Through John I got to know one Keith "Stevvi" Simpson from the UK who maintainted The Skreem zine's Web presence on his own site called C8 ("Circuit 8", which got its name, as far as I remember, from the 8-Circuit Model of Consciousness I had introduced to Stevvi). Whereas those days John was a sort of kooky and restless teenager, Stevvi was an old punk in his 30s, who liked to provoke, irritate and wind up people the best he could. He was a handful and got me pissed off more than once, and I quite liked the guy. We published my Aural Expansion interview for The Skreem on his site, but then we had a row concerning another planned interview of mine, for Scanner (a.k.a. UK's Robin Rimbaud), which John and Stevvi did not think would fit to their agenda.

Something good came out of this quarrel, though, since it made me seriously consider opening up my own Website, where I could be able to say whatever I want without no one censoring or editing away my stuff, dammit! So, in April 1996, the first version of pHinnWeb was born as my personal homepage at the server of the University of Tampere, with the assistance of my friend Kaj Mäkelä a.k.a. Kaitsu.

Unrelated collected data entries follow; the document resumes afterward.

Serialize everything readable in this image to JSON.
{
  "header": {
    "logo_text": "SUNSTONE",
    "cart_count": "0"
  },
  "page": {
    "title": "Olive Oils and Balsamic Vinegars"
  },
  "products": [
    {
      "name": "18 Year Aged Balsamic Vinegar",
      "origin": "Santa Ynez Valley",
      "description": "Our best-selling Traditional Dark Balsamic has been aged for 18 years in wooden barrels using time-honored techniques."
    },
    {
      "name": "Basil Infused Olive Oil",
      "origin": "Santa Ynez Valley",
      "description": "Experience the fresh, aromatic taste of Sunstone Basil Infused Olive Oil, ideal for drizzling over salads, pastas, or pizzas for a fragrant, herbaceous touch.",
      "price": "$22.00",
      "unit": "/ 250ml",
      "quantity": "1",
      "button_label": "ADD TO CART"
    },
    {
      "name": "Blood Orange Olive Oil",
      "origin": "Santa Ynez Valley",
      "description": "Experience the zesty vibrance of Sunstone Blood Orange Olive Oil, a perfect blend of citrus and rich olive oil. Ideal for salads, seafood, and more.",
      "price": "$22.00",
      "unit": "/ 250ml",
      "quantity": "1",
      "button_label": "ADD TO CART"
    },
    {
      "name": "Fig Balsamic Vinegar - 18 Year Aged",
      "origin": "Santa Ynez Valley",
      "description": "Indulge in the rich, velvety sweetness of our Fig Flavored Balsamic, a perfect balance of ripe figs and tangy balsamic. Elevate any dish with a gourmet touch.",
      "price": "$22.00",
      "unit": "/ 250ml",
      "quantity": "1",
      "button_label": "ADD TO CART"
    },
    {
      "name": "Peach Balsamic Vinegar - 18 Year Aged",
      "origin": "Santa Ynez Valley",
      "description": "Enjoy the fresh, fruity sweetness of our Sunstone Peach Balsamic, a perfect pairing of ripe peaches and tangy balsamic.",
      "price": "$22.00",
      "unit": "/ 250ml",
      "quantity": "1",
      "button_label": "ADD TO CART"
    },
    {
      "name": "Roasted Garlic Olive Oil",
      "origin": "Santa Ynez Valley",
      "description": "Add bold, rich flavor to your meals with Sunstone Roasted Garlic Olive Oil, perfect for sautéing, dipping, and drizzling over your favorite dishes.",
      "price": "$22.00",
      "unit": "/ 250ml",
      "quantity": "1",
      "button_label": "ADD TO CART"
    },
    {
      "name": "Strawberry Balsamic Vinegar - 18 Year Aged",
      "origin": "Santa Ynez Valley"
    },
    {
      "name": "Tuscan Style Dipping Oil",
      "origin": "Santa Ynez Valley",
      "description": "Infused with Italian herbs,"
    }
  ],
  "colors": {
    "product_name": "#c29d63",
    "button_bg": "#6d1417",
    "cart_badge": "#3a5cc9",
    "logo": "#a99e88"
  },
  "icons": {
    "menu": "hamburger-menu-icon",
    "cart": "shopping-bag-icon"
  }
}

Now when I had my very own turf to roam, everything was again OK with me and John & Stevvi, and I got to use the texts I had written for The Skreem as the basis for pHinnWeb's FinnScene and FinnScene 2. The discography I had compiled for the zine of Sähkö, Dum and other Finnish labels and artists became FinnDiscog. The rest of the site thus started its swelling up, and soon my diskspace at university's server proved to be not enough, so I hired myself a site from Sci.Fi (which then became Saunalahti). In 2001 I got for the site its own domain name (which was in existence till 2005), and in 2004 started the new domain pHinnWeb's Mailing List started in June 2002 and this blog in May 2004.

I got to meet John, still called DJ Entox, in January 1998, when he visited Tampere. We arranged here a party called Cocktail Stealth. Afterwards John got to write on yours truly a story for De:Bug, a German techno magazine, where he described his impressions of his Finnish visit, telling he had been shocked by my appearance which he called of "a depressed zoo animal". Well, after that I learned that with Americans you're supposed to small-talk all the time and constantly smile like hell (at least, from our point of view); because they don't understand Finnish people's tendency to melancholia and our stoic taciturness, obviously. (As for me, I thought the skinny and small John looked in live like a teenage Woody Allen, heh heh.)

Later on, John buried his DJ Entox alias, and donned the artist name Aristide Massaccesi (which was since shortened to Massaccesi only), as a tribute to an Italian horror film director of the same name, and started to produce experimental noise/collage/glitch sounds, recording among all for LA's Phthalo label an album called I Never Fall Apart Because I Never Fall Together. Massaccesi has also appeared on numerous compilation albums, among them a remix for CTNERMX, a 2003 remix album of the tracks of our own Club Telex Noise Ensemble (you can hear it as MP3 here), and done tons of gigs around the world. He also has his own fashion line, does art projects and whatever!

Massaccesi's Website is visually a logical continuation to the schizophrenic DIY graphics of The Skreem. A consumer dream gone all wrong, with recycled material from candy cartons and cartoons, etc., as one messy psychedelic trash potpurri. Not to forget the Chicken & Monkey puppet shows by John & John. Plus of course MP3s and videos of Massaccesi's recordings and live appearances.

So, every time you browse the pages of pHinnWeb, don't forget the guy who gave an initial spark for it all, John "Massaccesi" Fanning, formerly known as DJ Entox.